At the SMMT test day earlier this month, the ZOE was often in a convoy of other small superminis such as the Peugeot 208, Renault Clio, Alfa MiTo and Fiat 500 and never once did it look out of place. It wide, bold, grinning front-end and raked back headlights give it that chic 21st century supermini look. From the inside, it’s like any of its competitors. A 7in touchscreen multimedia centre dominates the dashboard and buttons and switches are clearly laid out. If it wasn’t for the futuristic read-out and symbol that indicates how aggressively you’re driving, you’d be forgiven for thinking the ZOE was a conventional supermini.
On the pricier Dynamique Intens I tested, standard kit included keyless start, rear parking camera, leather steering wheel, USB port, 3D digital sound system and automatic wipers and lights. Optional metallic paint (£495) and 17in alloys (£310) increased the on the road price to £15,800, which is still competitive in this market. Yet, while the car may be yours at that price, the battery will not. You’ll pay £70 a month to rent the battery with a limited annual mileage of 7,500 miles. You can increase the monthly payments to £77 per month for a further 1,500 miles and to £85 for an annual mileage of up to 10,500 miles. Happily Renault will fit a Wall-Box to your property when you buy a ZOE, enabling you to fully charge the batteries in around 3 hours.
On the road
Once behind the wheel and on the road, the ZOE begins to set itself apart from the crowd. Its 22kWh Lithium Ion battery is positioned under the floor giving a slightly elevated driving position but resulting in great visibility. A drawback to the battery however, is it is incredibly heavy. Weighing 290kg, the battery contributes substantially to the hefty 1,468kg kerb weight of the Zoe. Hills and steep inclines can be a struggle but around the flatter twisty parts the instantaneous torque from the electric motor means the ZOE is no slouch when getting up to city centre speeds, somewhere where it’s likely to spend most of its time. The 87bhp motor will get you to 30mph in a brisk 4 seconds but 0-62mph takes a lengthier 13.5 seconds.
Over the hills, bumps and bends of Millbrook the ZOE felt planted and responsive yet such energetic driving meant the claimed 130 mile range was dramatically reduced.
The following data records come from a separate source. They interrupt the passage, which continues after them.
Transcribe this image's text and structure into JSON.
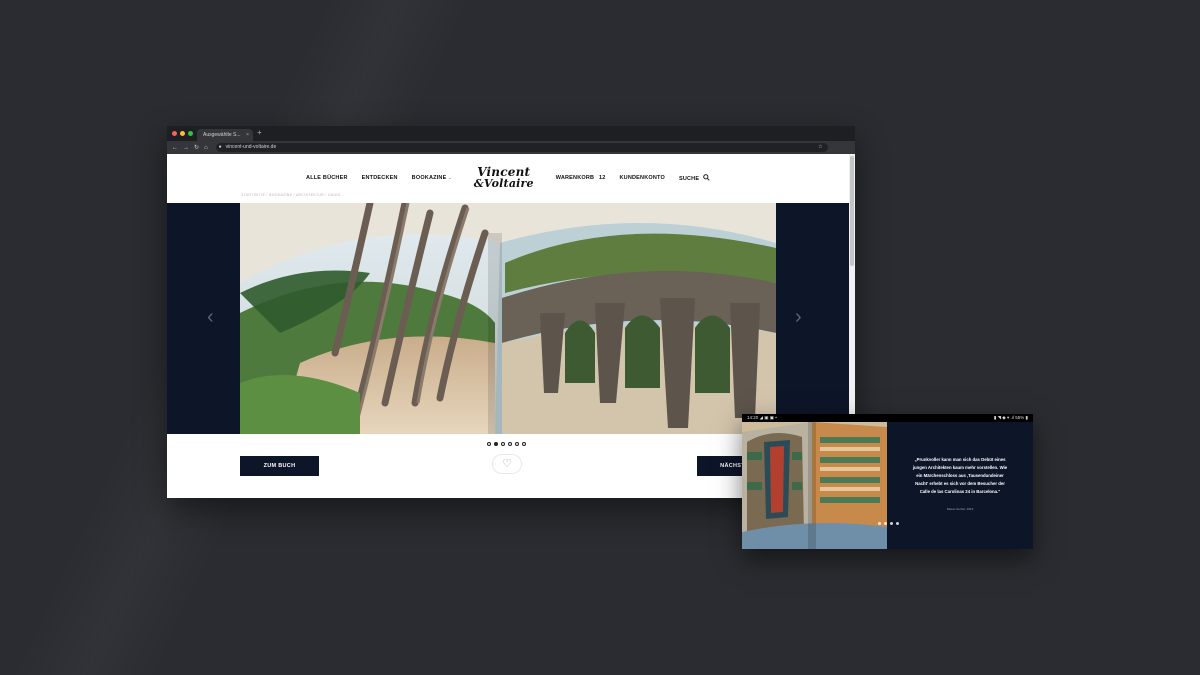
{
  "browser": {
    "tab_title": "Ausgewählte S...",
    "tab_close": "×",
    "new_tab": "+",
    "url": "vincent-und-voltaire.de",
    "traffic_colors": [
      "#ff5f57",
      "#febc2e",
      "#28c840"
    ]
  },
  "site": {
    "nav": {
      "all_books": "ALLE BÜCHER",
      "discover": "ENTDECKEN",
      "bookazine": "BOOKAZINE",
      "cart": "WARENKORB",
      "cart_count": "12",
      "account": "KUNDENKONTO",
      "search": "SUCHE"
    },
    "logo": {
      "line1": "Vincent",
      "line2": "&Voltaire"
    },
    "breadcrumb": "STARTSEITE  /  BOOKAZINE  /  ARCHITEKTUR  /  GAUDÍ...",
    "hero": {
      "prev_arrow": "‹",
      "next_arrow": "›",
      "active_slide": 1,
      "slide_count": 6
    },
    "buttons": {
      "to_book": "ZUM BUCH",
      "next": "NÄCHSTES"
    },
    "favorite_icon": "♡"
  },
  "tablet": {
    "status_left": "14:20  ◢ ▣ ▣ •",
    "status_right": "▮ ◥ ◆ ▾ .ıl 55% ▮",
    "quote": "„Prunkvoller kann man sich das Debüt eines jungen Architekten kaum mehr vorstellen. Wie ein Märchenschloss aus ‚Tausendundeiner Nacht‘ erhebt es sich vor dem Besucher der Calle de las Carolinas 24 in Barcelona.\"",
    "source": "Rainer Zerbst, 2019",
    "slide_count": 5,
    "active_slide": 0
  },
  "colors": {
    "navy": "#0d1528",
    "background": "#2b2c31"
  }
}
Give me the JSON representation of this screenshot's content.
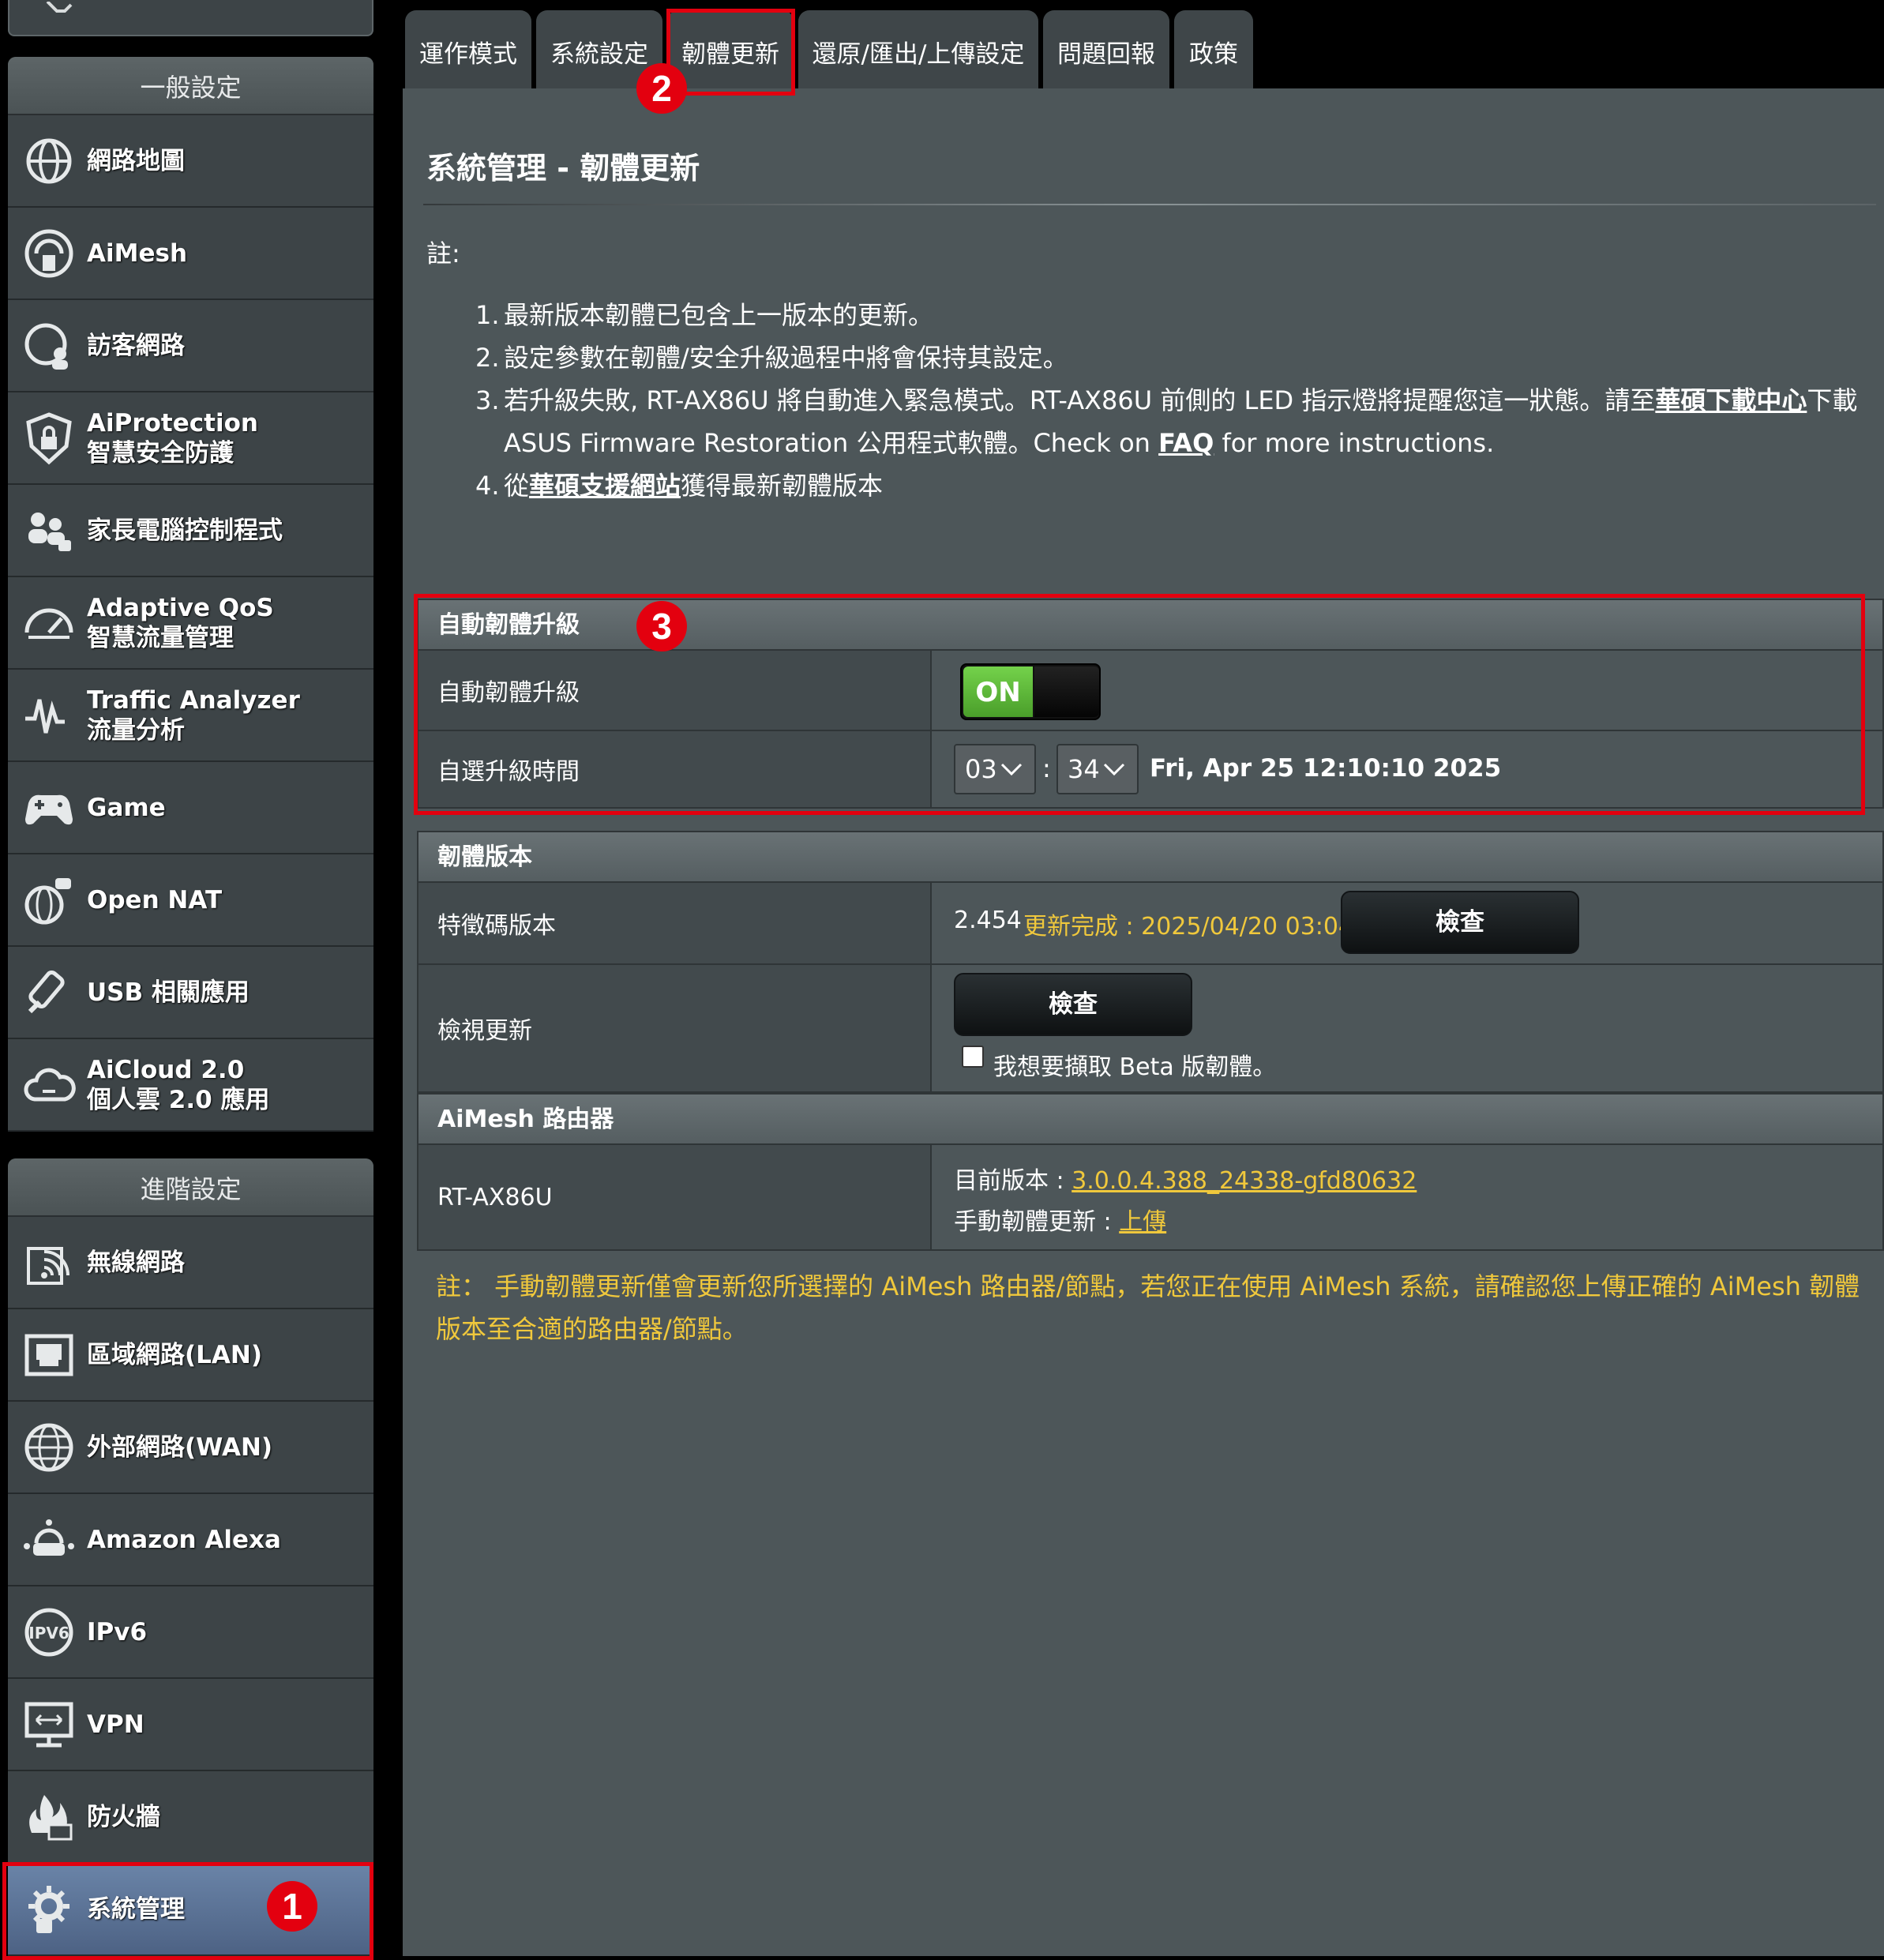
{
  "sidebar": {
    "general_header": "一般設定",
    "general_items": [
      {
        "icon": "globe-network-icon",
        "lines": [
          "網路地圖"
        ]
      },
      {
        "icon": "aimesh-icon",
        "lines": [
          "AiMesh"
        ]
      },
      {
        "icon": "guest-network-icon",
        "lines": [
          "訪客網路"
        ]
      },
      {
        "icon": "shield-lock-icon",
        "lines": [
          "AiProtection",
          "智慧安全防護"
        ]
      },
      {
        "icon": "parental-control-icon",
        "lines": [
          "家長電腦控制程式"
        ]
      },
      {
        "icon": "speedometer-icon",
        "lines": [
          "Adaptive QoS",
          "智慧流量管理"
        ]
      },
      {
        "icon": "traffic-wave-icon",
        "lines": [
          "Traffic Analyzer",
          "流量分析"
        ]
      },
      {
        "icon": "gamepad-icon",
        "lines": [
          "Game"
        ]
      },
      {
        "icon": "open-nat-icon",
        "lines": [
          "Open NAT"
        ]
      },
      {
        "icon": "usb-icon",
        "lines": [
          "USB 相關應用"
        ]
      },
      {
        "icon": "cloud-icon",
        "lines": [
          "AiCloud 2.0",
          "個人雲 2.0 應用"
        ]
      }
    ],
    "advanced_header": "進階設定",
    "advanced_items": [
      {
        "icon": "wireless-icon",
        "lines": [
          "無線網路"
        ]
      },
      {
        "icon": "lan-port-icon",
        "lines": [
          "區域網路(LAN)"
        ]
      },
      {
        "icon": "wan-globe-icon",
        "lines": [
          "外部網路(WAN)"
        ]
      },
      {
        "icon": "alexa-icon",
        "lines": [
          "Amazon Alexa"
        ]
      },
      {
        "icon": "ipv6-icon",
        "lines": [
          "IPv6"
        ]
      },
      {
        "icon": "vpn-monitor-icon",
        "lines": [
          "VPN"
        ]
      },
      {
        "icon": "firewall-icon",
        "lines": [
          "防火牆"
        ]
      },
      {
        "icon": "system-admin-gear-icon",
        "lines": [
          "系統管理"
        ],
        "active": true
      }
    ]
  },
  "tabs": [
    {
      "label": "運作模式"
    },
    {
      "label": "系統設定"
    },
    {
      "label": "韌體更新",
      "active": true
    },
    {
      "label": "還原/匯出/上傳設定"
    },
    {
      "label": "問題回報"
    },
    {
      "label": "政策"
    }
  ],
  "page": {
    "title": "系統管理 - 韌體更新",
    "note_label": "註:",
    "notes": {
      "n1": "最新版本韌體已包含上一版本的更新。",
      "n2": "設定參數在韌體/安全升級過程中將會保持其設定。",
      "n3_a": "若升級失敗, RT-AX86U 將自動進入緊急模式。RT-AX86U 前側的 LED 指示燈將提醒您這一狀態。請至",
      "n3_link1": "華碩下載中心",
      "n3_b": "下載 ASUS Firmware Restoration 公用程式軟體。Check on ",
      "n3_link2": "FAQ",
      "n3_c": " for more instructions.",
      "n4_a": "從",
      "n4_link": "華碩支援網站",
      "n4_b": "獲得最新韌體版本"
    }
  },
  "auto_upgrade": {
    "header": "自動韌體升級",
    "toggle_label": "自動韌體升級",
    "toggle_value": "ON",
    "time_label": "自選升級時間",
    "hour": "03",
    "minute": "34",
    "time_sep": ":",
    "current_datetime": "Fri, Apr 25 12:10:10 2025"
  },
  "firmware": {
    "header": "韌體版本",
    "signature_label": "特徵碼版本",
    "signature_version": "2.454",
    "signature_status": "更新完成 : 2025/04/20 03:04",
    "check_button": "檢查",
    "check_update_label": "檢視更新",
    "check_update_button": "檢查",
    "beta_checkbox_label": "我想要擷取 Beta 版韌體。",
    "beta_checked": false
  },
  "aimesh": {
    "header": "AiMesh 路由器",
    "model": "RT-AX86U",
    "current_version_label": "目前版本 : ",
    "current_version": "3.0.0.4.388_24338-gfd80632",
    "manual_update_label": "手動韌體更新 : ",
    "manual_update_link": "上傳"
  },
  "footer_note": "註： 手動韌體更新僅會更新您所選擇的 AiMesh 路由器/節點，若您正在使用 AiMesh 系統，請確認您上傳正確的 AiMesh 韌體版本至合適的路由器/節點。",
  "callouts": [
    "1",
    "2",
    "3"
  ],
  "colors": {
    "accent_red": "#e3000f",
    "highlight_yellow": "#f0c83c",
    "toggle_green": "#5cb832",
    "active_nav": "#5a6f94"
  }
}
In the real world you’re looking at a more realistic 62 miles in the winter and 90 miles in warmer conditions, which seems reasonable having driven it. Range continues to be the main drawback when it comes getting people part with their cash on an electric car. The Zoe uses a range optimiser system to squeeze every last mile out of the electric motor. It comprises of a regenerative braking system which sends energy to the battery every time the driver press the brake pedal or takes their foot off the accelerator, a heat pump which acts like reverse air conditioning capturing energy from the air to warm or cool the cabin and special Michelin E-V tyres which offer low resistance when driving without compromising on handling or braking distance. While the electric motor may not strictly produce any CO2, having to charge the ZOE equates to approximately 54g/km of CO2 produced.
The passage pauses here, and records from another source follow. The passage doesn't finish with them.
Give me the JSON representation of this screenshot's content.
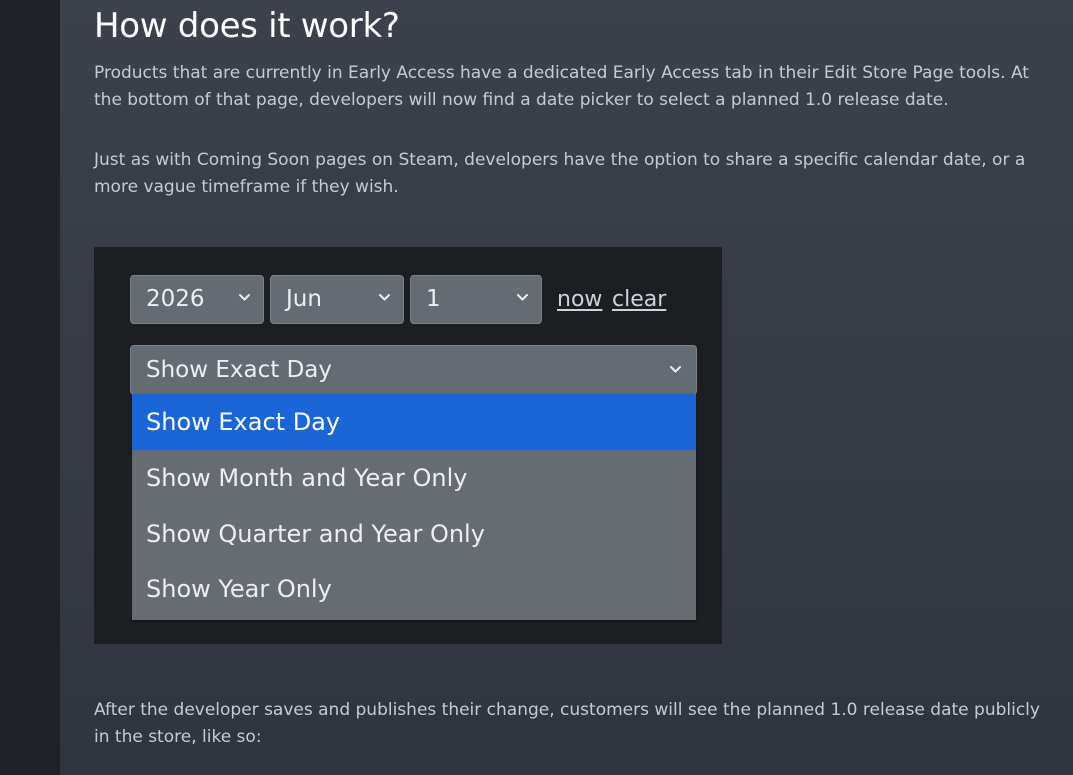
{
  "article": {
    "heading": "How does it work?",
    "paragraph1": "Products that are currently in Early Access have a dedicated Early Access tab in their Edit Store Page tools. At the bottom of that page, developers will now find a date picker to select a planned 1.0 release date.",
    "paragraph2": "Just as with Coming Soon pages on Steam, developers have the option to share a specific calendar date, or a more vague timeframe if they wish.",
    "paragraph3": "After the developer saves and publishes their change, customers will see the planned 1.0 release date publicly in the store, like so:"
  },
  "date_picker": {
    "year": "2026",
    "month": "Jun",
    "day": "1",
    "now_link": "now",
    "clear_link": "clear",
    "display_mode": "Show Exact Day",
    "options": [
      "Show Exact Day",
      "Show Month and Year Only",
      "Show Quarter and Year Only",
      "Show Year Only"
    ],
    "highlighted_option": "Show Exact Day"
  },
  "icons": {
    "select_arrow": "chevron-down-icon"
  },
  "colors": {
    "highlight": "#1a66d8",
    "select_bg": "#656b73",
    "panel_bg": "#1c1e22",
    "link": "#c9d4dc"
  }
}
I’ve always been a bit of a sceptic when it comes to electric cars. There is petrol coursing through my veins and I will always prefer a third pedal and a metal stick poking up from between the seats. But the Renault ZOE has done exceedingly well to divert me onto the electric path. I may not be a firm believer in electrically powered vehicle yet, but the ZOE will go some way to restarting the electric revolution that failed so dramatically in 2011.